Bolton soutient que la politique étrangère américaine devrait revenir à sa position initiale, soutenant un référendum afin que le peuple sahraoui puisse déterminer son propre destin : « La politique américaine sur le Sahara occidental devrait revenir à ses origines de 1991 , soutenant un référendum afin que les Sahraouis puissent décider de leur propre avenir. De nombreux membres du Congrès ont visité les camps de Tindouf au fil des ans et rencontré des dirigeants du Polisario et des Américains travaillant dans les camps. Davantage de personnes devraient le faire pour comprendre la réalité du peuple sahraoui », suggère-t-il.
Avec cette intervention, John Bolton s’impose comme l’un des critiques américains les plus virulents de la politique marocaine et comme un défenseur du droit du Sahara occidental à l’autodétermination.
« L’un des éléments du problème est que le Sahara occidental est empêtré dans des désaccords entre le Maroc et l’Algérie qui remontent à l’époque de la décolonisation.

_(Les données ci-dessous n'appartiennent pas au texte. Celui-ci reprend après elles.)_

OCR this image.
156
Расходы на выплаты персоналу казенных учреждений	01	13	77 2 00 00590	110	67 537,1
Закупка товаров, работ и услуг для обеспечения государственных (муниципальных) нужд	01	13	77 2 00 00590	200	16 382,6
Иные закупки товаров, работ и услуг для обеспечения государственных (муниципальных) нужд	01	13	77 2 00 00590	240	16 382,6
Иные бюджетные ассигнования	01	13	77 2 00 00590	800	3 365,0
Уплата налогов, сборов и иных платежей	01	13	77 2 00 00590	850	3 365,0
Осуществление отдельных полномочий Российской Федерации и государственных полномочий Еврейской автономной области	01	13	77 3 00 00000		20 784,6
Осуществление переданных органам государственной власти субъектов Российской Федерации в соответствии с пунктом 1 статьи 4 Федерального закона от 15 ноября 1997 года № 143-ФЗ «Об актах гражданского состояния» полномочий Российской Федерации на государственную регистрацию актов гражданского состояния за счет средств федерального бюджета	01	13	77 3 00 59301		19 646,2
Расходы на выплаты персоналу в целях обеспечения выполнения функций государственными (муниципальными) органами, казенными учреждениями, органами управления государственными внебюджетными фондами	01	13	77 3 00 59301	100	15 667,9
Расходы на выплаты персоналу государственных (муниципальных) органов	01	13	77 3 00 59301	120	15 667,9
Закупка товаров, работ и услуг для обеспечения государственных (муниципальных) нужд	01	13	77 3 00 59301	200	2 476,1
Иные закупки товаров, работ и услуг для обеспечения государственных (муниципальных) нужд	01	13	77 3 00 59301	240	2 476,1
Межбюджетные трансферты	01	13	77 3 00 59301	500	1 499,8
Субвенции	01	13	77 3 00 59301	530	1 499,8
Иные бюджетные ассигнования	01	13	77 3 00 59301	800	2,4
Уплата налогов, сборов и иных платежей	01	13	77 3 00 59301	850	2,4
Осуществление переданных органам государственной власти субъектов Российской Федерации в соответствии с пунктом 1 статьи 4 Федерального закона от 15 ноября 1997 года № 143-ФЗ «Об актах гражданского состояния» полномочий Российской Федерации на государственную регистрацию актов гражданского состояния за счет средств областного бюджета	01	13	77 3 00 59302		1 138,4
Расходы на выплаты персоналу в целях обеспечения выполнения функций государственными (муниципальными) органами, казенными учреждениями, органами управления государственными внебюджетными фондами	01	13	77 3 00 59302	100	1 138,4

L’une des principales sources de tension provient des aspirations territoriales du Maroc, qui incluent non seulement le Sahara occidental, mais aussi de vastes zones du nord de la Mauritanie et de l’ouest de l’Algérie », explique Bolton, faisant référence à l’expansionnisme insatiable du Maroc.
« Pendant et après la Guerre froide, les liens de l’Algérie avec l’Occident n’étaient pas aussi forts que ceux du Maroc, ce qui a porté préjudice aux Sahraouis. La situation est en train de changer. Les récentes preuves montrant que l’Algérie cherche de nouvelles alliances stratégiques et le premier accord de coopération militaire américano-algérien , signé au début de la deuxième administration Trump, laissent présager cette nouvelle orientation », prévient-il.